Paham ini berpandangan bahwa fiqh yang dikelola oleh ushul-fiqh bukan harga
mati, tetapi wilayah interpretative.
Menurut
pandangan ahli-ahli rasional, teratur, atau sistematik, perilaku manusia
bersifat kontektual berdasarkan makna yang diberikan di lingkungannya. Kalau
ilmu di luar humaniora lebih ditekankan pada ‘kedisiplinan’, humaniora justru
kearah interpretasi alternatif. Posisi ilmu humaniora, termasuk ushul-fiqh
adalah pada ‘siapa’ dan menentukan ‘apa yang dilihat’. Menurut paham ini
realitas perbuatan manusia termasuk fenomena yang cair dan mudah berubah.

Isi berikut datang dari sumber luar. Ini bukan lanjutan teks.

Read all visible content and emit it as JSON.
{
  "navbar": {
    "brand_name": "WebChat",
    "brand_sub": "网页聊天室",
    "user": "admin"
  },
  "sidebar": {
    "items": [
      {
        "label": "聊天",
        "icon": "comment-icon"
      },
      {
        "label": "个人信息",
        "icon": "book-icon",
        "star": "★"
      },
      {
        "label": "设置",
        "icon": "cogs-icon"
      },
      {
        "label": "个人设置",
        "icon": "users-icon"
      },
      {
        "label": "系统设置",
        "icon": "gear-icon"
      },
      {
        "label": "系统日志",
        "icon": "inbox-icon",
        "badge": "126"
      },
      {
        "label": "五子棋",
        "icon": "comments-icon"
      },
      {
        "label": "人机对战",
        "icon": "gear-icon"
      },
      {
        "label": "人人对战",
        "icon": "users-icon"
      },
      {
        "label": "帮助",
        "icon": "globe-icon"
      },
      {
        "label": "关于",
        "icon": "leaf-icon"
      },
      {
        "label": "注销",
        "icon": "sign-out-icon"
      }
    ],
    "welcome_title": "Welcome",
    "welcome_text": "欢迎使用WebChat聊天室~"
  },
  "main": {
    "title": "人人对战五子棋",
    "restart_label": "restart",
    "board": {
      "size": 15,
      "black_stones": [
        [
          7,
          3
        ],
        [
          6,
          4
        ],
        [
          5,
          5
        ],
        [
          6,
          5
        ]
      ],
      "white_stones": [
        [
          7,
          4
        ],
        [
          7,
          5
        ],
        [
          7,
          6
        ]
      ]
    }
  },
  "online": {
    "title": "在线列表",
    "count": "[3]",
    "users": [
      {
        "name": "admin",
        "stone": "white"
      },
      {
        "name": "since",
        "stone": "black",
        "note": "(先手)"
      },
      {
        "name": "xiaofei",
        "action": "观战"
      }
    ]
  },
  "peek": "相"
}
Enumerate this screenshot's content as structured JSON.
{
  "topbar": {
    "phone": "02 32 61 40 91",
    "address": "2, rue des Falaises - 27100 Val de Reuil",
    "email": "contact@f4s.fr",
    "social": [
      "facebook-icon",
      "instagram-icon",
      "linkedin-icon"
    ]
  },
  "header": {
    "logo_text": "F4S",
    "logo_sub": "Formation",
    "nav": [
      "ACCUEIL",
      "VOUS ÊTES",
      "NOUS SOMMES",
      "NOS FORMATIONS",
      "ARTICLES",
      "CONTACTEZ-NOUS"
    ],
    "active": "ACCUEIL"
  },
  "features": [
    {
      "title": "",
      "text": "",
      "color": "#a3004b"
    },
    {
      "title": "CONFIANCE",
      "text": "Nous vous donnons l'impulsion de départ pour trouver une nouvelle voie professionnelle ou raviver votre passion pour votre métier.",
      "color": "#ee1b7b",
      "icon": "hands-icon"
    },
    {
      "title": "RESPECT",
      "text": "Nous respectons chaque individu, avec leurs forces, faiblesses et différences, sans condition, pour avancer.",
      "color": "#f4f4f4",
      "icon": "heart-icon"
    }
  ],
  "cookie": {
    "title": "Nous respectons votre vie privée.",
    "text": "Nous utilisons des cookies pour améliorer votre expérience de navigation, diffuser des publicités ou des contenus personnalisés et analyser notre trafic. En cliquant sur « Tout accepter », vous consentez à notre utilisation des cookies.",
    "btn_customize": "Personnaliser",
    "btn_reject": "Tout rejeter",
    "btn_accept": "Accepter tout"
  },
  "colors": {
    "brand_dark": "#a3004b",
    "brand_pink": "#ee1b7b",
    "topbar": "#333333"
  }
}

Fenomena ini bersifat polisemik yang memerlukan penafsiran. Jadi kerja
ushul-fiqh selalu bergerak pada ‘koma-koma’ bukan berhenti pada satu titik.
Persoalan
objective ilmiah dan subjektivitas tidak ilmiah, memang telah lama ditujukan
pada semua ilmu agama, termasuk ushul-fiqh. Apalagi ilmu ini menyajikan
penafsiran dan hermeunitika. Tentu saja penafsiran semacam ini keberatan jika
dikait-kan dengan penilaian objektif dan subjektif. Tetapi muncullah beberapa
tokoh sosio-log yang mengatakan bahwa objektivitas itu hanya berlaku bagi ilmu
alam. Dengan kata lain, ilmu agama memiliki kateristik tersendiri. Karena itu
subjektivitas interpre-ter yang sering memasukkan resepsi, kepekaan, akal
sehat, dan pendapat yang terbuka, mestinya tidak harus sama persis dengan “self-understanding”.
Itulah maka objektivitas dalam ilmu social, ilmu budaya, termasuk
ushul-fiqh tidak bisa absolut.
Ketika
ushul-fiqh dianggap sebagai karya pemikiran dalam Islam (tsaqafah Islamiah),
muncullah dilematis apakah ushul-fiqh itu sebagai ilmu atau sebagai seni
berdebat. Begitu pula ketika para ilmuan melihat perdebatan dalam Islam antara
ahli hadits dan ahli rakyu, dalam memecahkan konsep syari’ah, mereka bertanya,
apakah ushul-fiqh itu Agama atau ilmu agama. Kalau ushul-fiqh dipandang sebagai
Agama, (bukan ilmu agama) lalu sampai dimana kita memperlakukannya sebagi
sumber data untuk membangun teori yang dianggap objective. Kenyataan ini
membutuhkan kesadaran baru yang menjadi ciri postmodernisme. Yaitu bahwa
representasi, suatu penyajian dalam perbandingan mazhab misalnya, tentang suatu
aliran ushul-fiqh, pada dasarnya tidak pernah menyajikan gambaran sebagaimana
adanya. Penyajian atau uraian itu telah dibungkus dalam kemasan tertentu.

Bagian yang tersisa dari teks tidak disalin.